Skip to content

aurora start simulation issue

Hi, recently I have a new issue....

To start, using the sbatch script jobs with

--nodes=1 --ntasks-per-node=1 -c 1

run without issue (as expected as the ctest passes etc).

However using (for example)

--nodes=2 --ntasks-per-node=2 

I would find that -c 4 works fine but -c 10, with the same config file, would silently do nothing

I'm talking here about a run with a config file that would without issue work a week ago with '-c 10'

With doing nothing I mean with this: I do sbatch submit.sh and this is submit.sh

#SBATCH -A snic2019-3-398
#SBATCH --output=OUT.%J
#
#SBATCH --nodes=2
#SBATCH --ntasks-per-node=2
#SBATCH --time=00:10:00
#
#SBATCH -c 10
#
#

# Set OMP_NUM_THREADS to the same value as -c
# with a fallback in case it isn't set.
# SLURM_CPUS_PER_TASK is set to the value of -c, but only if -c is explicitly set
    if [ -n "$SLURM_CPUS_PER_TASK" ]; then
      omp_threads=$SLURM_CPUS_PER_TASK
    else
      omp_threads=1
    fi
    export OMP_NUM_THREADS=$omp_threads



date >time_run.dat
echo $SLURM_NTASKS
echo $SLURM_CPUS_PER_TASK
srun --mpi=pmi2 -K1 /home/michiel/fargOCA/build/fargoInit out config.info
srun --mpi=pmi2 -K1 /home/michiel/fargOCA/build/fargOCA ./out -p
date>>time_run.dat

and then the code hangs silently on fargoInit, it does not get excuted.
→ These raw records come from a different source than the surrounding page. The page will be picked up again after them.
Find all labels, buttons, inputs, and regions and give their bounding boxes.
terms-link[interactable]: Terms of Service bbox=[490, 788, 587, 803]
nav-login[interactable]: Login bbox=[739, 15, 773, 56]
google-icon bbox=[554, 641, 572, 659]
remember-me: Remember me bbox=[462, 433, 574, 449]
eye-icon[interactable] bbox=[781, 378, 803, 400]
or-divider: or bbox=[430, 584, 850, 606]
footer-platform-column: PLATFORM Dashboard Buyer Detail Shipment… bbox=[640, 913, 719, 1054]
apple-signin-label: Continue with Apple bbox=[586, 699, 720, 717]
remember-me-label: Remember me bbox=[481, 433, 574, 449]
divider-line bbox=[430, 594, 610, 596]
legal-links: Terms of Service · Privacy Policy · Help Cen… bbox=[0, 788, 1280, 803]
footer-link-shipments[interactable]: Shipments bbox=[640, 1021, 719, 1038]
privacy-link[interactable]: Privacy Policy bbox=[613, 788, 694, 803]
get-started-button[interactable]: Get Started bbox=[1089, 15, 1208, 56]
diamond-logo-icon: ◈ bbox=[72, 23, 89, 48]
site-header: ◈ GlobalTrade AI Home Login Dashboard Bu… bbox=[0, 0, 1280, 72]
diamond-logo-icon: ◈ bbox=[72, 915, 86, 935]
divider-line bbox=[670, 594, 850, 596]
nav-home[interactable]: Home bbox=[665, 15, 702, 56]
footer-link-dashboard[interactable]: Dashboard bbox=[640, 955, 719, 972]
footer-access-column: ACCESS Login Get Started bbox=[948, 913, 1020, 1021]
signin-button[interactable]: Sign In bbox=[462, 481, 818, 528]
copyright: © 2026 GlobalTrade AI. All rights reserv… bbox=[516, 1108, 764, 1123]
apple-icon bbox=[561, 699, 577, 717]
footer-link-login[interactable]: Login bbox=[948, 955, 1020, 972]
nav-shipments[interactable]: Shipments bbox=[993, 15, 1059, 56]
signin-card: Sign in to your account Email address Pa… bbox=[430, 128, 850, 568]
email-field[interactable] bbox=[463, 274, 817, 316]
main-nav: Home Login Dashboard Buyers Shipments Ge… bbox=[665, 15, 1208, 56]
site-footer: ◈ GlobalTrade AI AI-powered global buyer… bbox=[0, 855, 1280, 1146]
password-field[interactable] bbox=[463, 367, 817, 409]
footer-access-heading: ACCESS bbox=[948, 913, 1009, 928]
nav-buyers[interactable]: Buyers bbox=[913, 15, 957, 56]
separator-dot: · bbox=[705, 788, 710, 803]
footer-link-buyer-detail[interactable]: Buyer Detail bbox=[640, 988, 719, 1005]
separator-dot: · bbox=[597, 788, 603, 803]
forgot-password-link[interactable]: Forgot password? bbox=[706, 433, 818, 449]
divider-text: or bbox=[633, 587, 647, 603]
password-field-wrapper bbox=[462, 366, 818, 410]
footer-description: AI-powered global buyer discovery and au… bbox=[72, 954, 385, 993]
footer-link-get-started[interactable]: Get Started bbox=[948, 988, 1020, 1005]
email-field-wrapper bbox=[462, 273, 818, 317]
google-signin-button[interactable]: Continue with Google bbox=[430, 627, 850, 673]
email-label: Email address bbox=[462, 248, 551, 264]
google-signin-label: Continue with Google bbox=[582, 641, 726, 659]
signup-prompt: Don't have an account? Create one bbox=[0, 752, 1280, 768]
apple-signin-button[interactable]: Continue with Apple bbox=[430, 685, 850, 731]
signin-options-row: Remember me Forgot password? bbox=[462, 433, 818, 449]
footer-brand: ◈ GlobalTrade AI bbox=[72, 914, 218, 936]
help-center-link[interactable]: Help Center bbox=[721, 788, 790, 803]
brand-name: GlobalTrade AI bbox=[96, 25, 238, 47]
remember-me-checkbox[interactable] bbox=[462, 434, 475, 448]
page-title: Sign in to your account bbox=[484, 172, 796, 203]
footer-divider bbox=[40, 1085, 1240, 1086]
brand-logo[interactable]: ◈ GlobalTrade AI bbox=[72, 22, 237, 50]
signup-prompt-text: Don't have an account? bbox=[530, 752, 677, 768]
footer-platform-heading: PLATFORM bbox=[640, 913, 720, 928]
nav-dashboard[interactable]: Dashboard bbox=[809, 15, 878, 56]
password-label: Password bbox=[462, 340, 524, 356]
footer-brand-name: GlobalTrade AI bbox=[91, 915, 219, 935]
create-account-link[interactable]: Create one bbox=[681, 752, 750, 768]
No error message. Just noting... In the .OUT file it just has the 2 echo statements

(The weird thing is that the issue is, as far as I can tell now, not consistent. Sometimes the same sbatch script works, and sometimes it silently does nothing.)

I am completely lost... Any tips for me on how to proceed?